Cobalt is the most expensive raw material inside a lithium-ion battery.
That has long presented a challenge for the big battery suppliers — and their customers, the computer and carmakers. Engineers have tried for years to craft cobalt-free batteries. But the mineral best known as a blue pigment has a unique ability to boost battery performance.
Worldwide, cobalt demand from the battery sector has tripled in the past five years and is projected to at least double again by 2020, according to Benchmark Mineral Intelligence.
This increase has mostly been driven by electric vehicles.
While a smartphone battery might contain five to 10 grams of refined cobalt, a single electric-car battery can contain up to 15,000 grams.
But while Congo is a minor supplier of the four designated conflict minerals, the world depends on Congo for cobalt.
Analyst Simon Moores at Benchmark said he thinks this is one reason that cobalt has so far been excluded.
Any crimp in the cobalt supply chain would devastate companies.
Tesla, more than any other automaker, has staked its reputation on “ethically sourcing” every piece of its celebrated vehicles.
“It is something we do take very seriously,” Kurt Kelty, Tesla’s director of battery technology, said in March at a battery conference in Fort Lauderdale, Fla. “And we need to take it even more seriously.
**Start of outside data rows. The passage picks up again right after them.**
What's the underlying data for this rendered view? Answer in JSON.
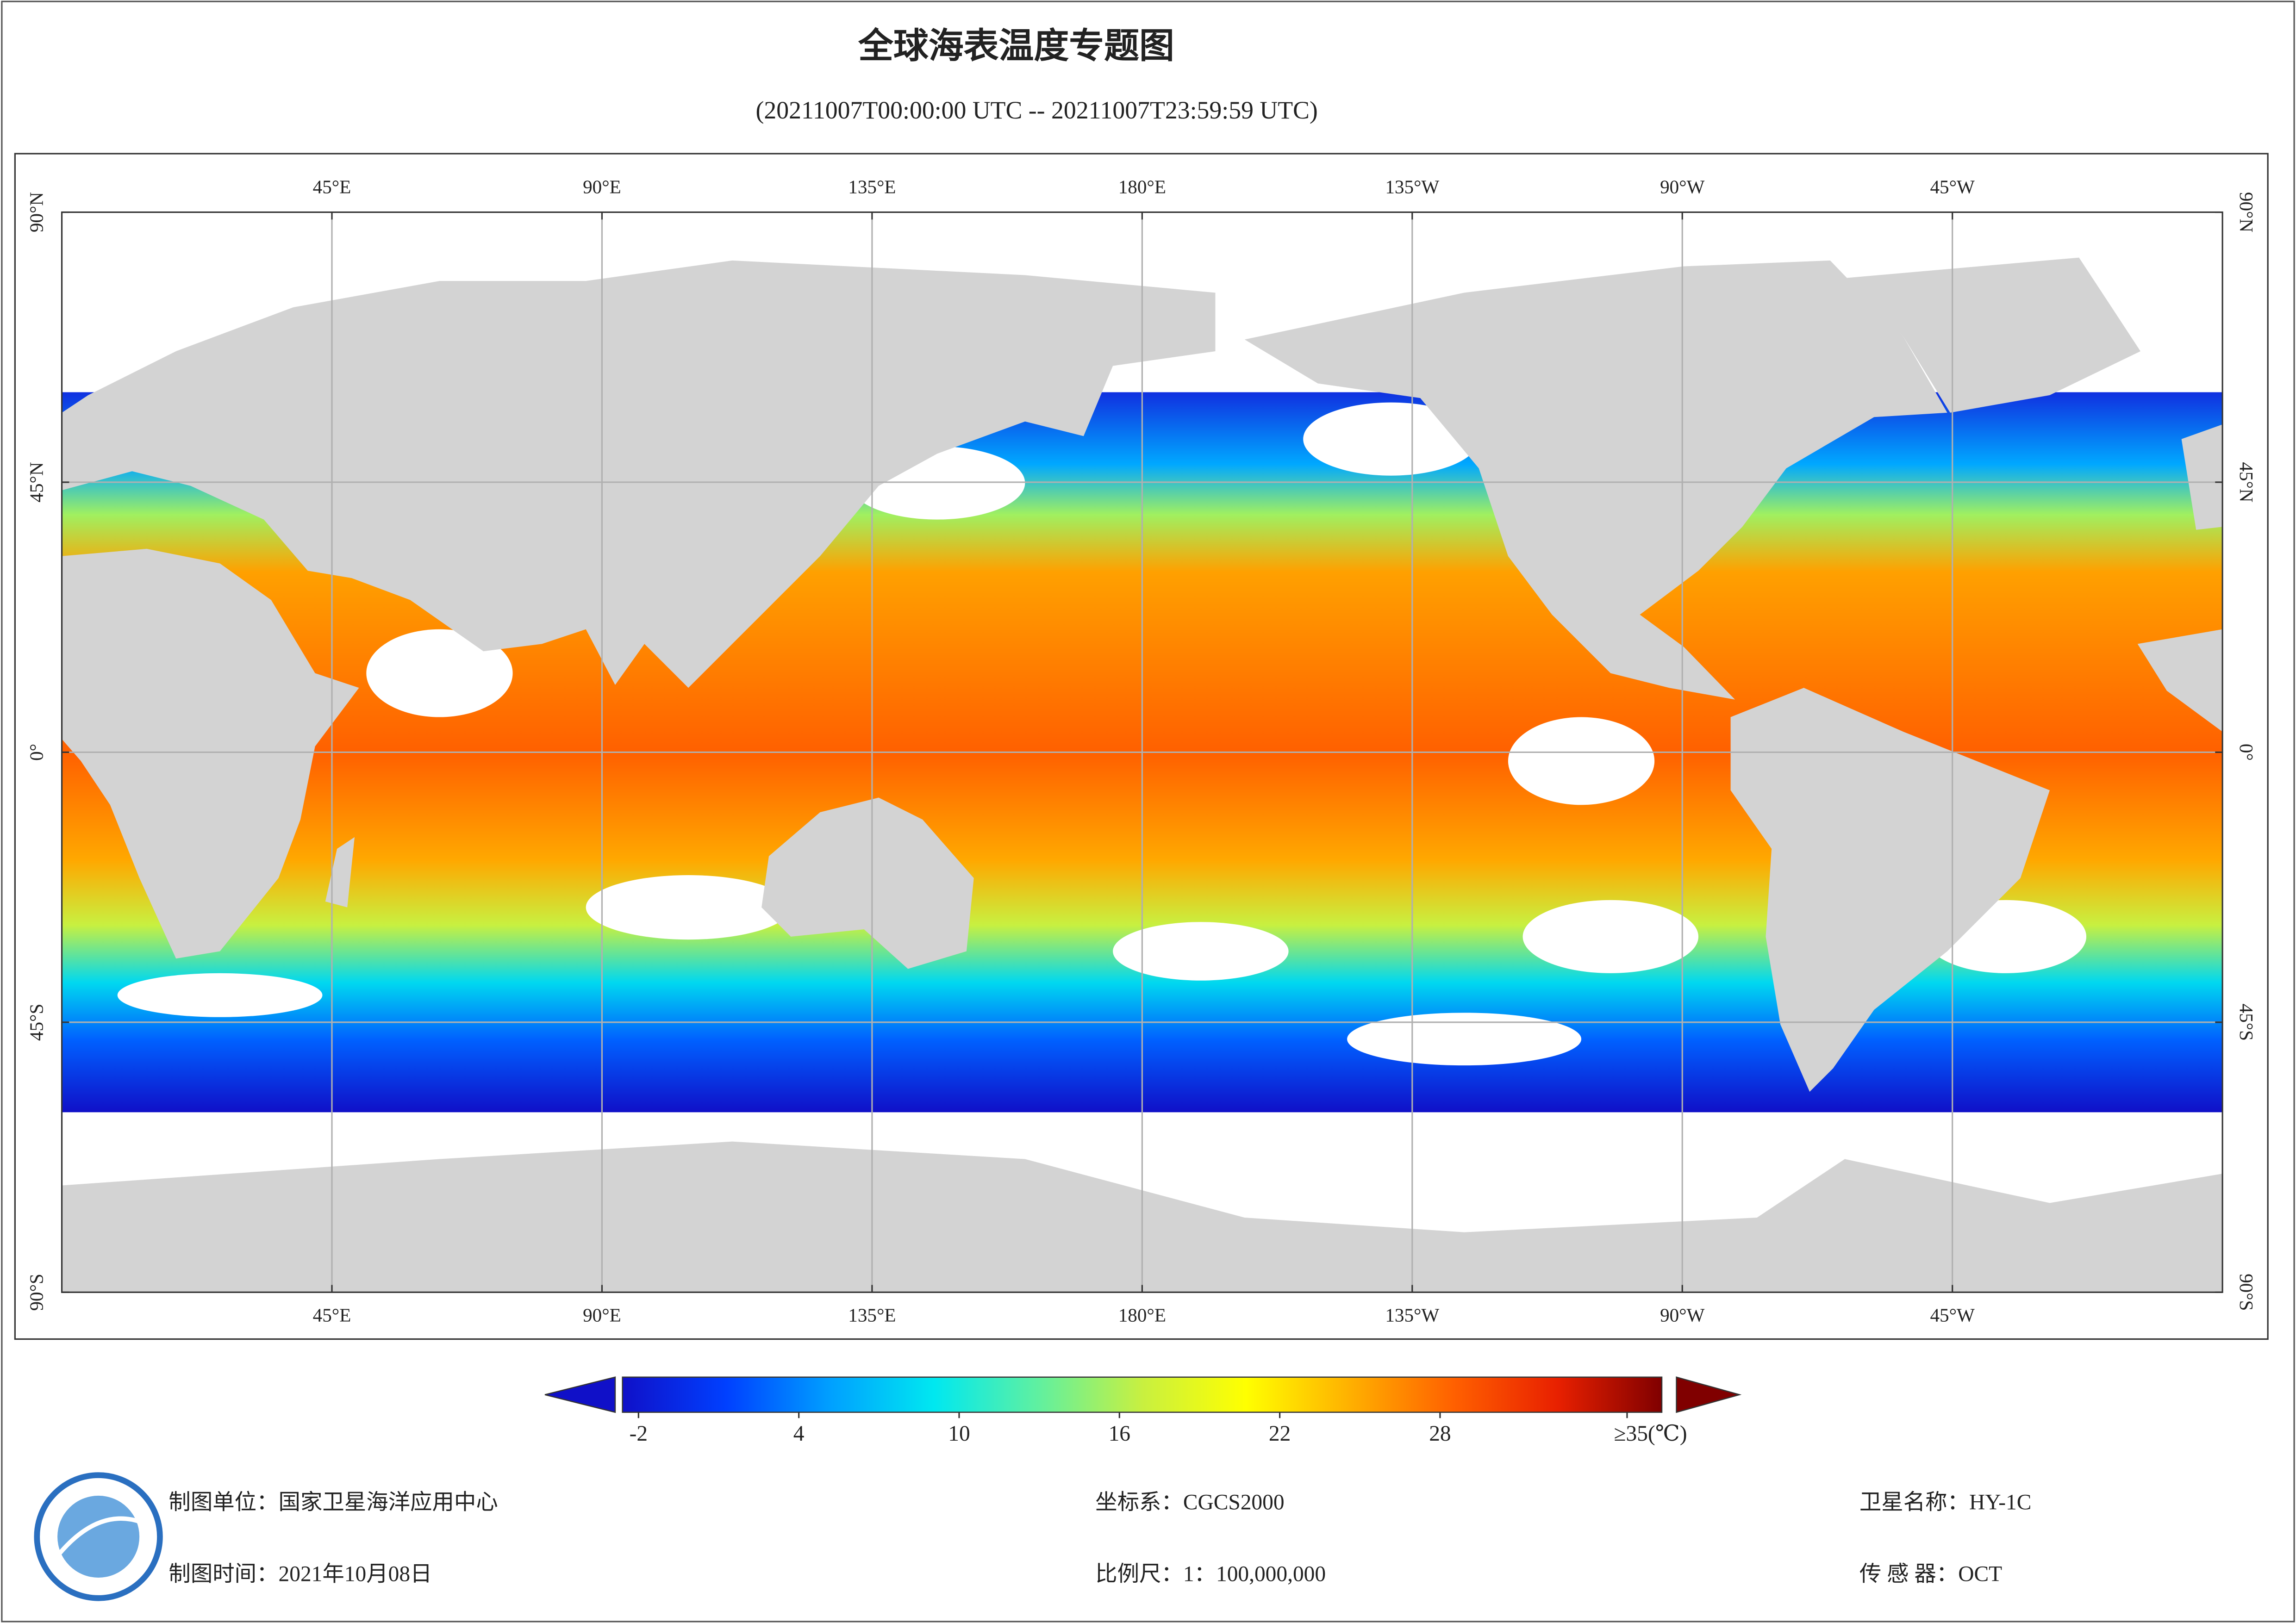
{
  "title": "全球海表温度专题图",
  "subtitle": "(20211007T00:00:00 UTC -- 20211007T23:59:59 UTC)",
  "map": {
    "xlim": [
      0,
      360
    ],
    "ylim": [
      -90,
      90
    ],
    "grid": true,
    "lon_ticks": [
      {
        "value": 45,
        "label": "45°E"
      },
      {
        "value": 90,
        "label": "90°E"
      },
      {
        "value": 135,
        "label": "135°E"
      },
      {
        "value": 180,
        "label": "180°E"
      },
      {
        "value": 225,
        "label": "135°W"
      },
      {
        "value": 270,
        "label": "90°W"
      },
      {
        "value": 315,
        "label": "45°W"
      }
    ],
    "lat_ticks": [
      {
        "value": 90,
        "label": "90°N"
      },
      {
        "value": 45,
        "label": "45°N"
      },
      {
        "value": 0,
        "label": "0°"
      },
      {
        "value": -45,
        "label": "45°S"
      },
      {
        "value": -90,
        "label": "90°S"
      }
    ]
  },
  "colorbar": {
    "lim": [
      -2.6,
      36.3
    ],
    "ticks": [
      -2,
      4,
      10,
      16,
      22,
      28,
      {
        "value": 35,
        "label": "≥35(℃)"
      }
    ],
    "colors": [
      "#1010c8",
      "#0040ff",
      "#00a0ff",
      "#00e8f0",
      "#60f0a0",
      "#c8f040",
      "#ffff00",
      "#ffb000",
      "#ff6000",
      "#e82000",
      "#800000"
    ]
  },
  "footer": {
    "unit": "制图单位：国家卫星海洋应用中心",
    "date": "制图时间：2021年10月08日",
    "crs": "坐标系：CGCS2000",
    "scale": "比例尺：1：100,000,000",
    "satellite": "卫星名称：HY-1C",
    "sensor": "传 感 器：OCT"
  }
}
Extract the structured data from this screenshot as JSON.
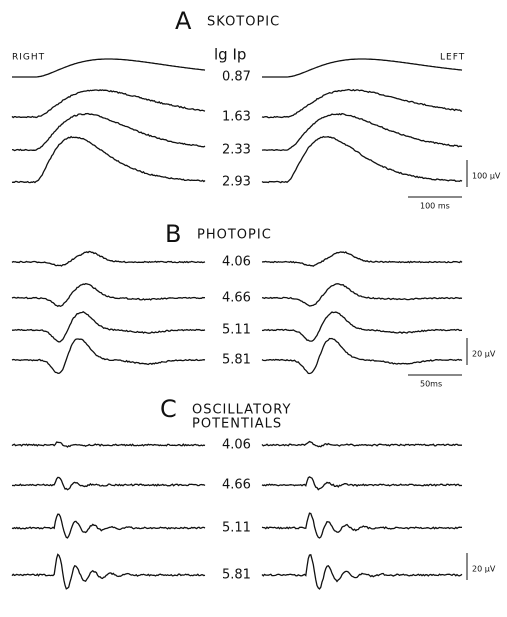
{
  "header": {
    "left_label": "RIGHT",
    "center_label": "lg Ip",
    "right_label": "LEFT"
  },
  "panels": [
    {
      "letter": "A",
      "title": [
        "SKOTOPIC"
      ],
      "intensities": [
        0.87,
        1.63,
        2.33,
        2.93
      ],
      "scale": {
        "amplitude": "100 µV",
        "time": "100 ms"
      }
    },
    {
      "letter": "B",
      "title": [
        "PHOTOPIC"
      ],
      "intensities": [
        4.06,
        4.66,
        5.11,
        5.81
      ],
      "scale": {
        "amplitude": "20 µV",
        "time": "50ms"
      }
    },
    {
      "letter": "C",
      "title": [
        "OSCILLATORY",
        "POTENTIALS"
      ],
      "intensities": [
        4.06,
        4.66,
        5.11,
        5.81
      ],
      "scale": {
        "amplitude": "20 µV"
      }
    }
  ]
}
So we are going to send one of our guys there.”
Six months later, Tesla told The Post it is still working on sending someone to Congo.
Current studies are looking at thyroid conditions and breathing problems. But doctors are most concerned by possible connections to birth defects. One study the university doctors published in 2012 found preliminary evidence of an increased risk of a baby being born with a visible birth defect if the father worked in Congo’s mining industry.
The Lubumbashi doctors also have issued reports on birth defects so rare — one is called Mermaid syndrome — that they are the only cases ever known in Congo. All occurred in children born in heavy mining regions.
For Kayembe, the study that stood out most looked at babies born with holoprosencephaly, a usually fatal condition that causes severe, distinctive facial deformities. It is almost unheard of. Entire medical careers pass without seeing one. But last year, doctors in Lubumbashi recorded three cases in three months.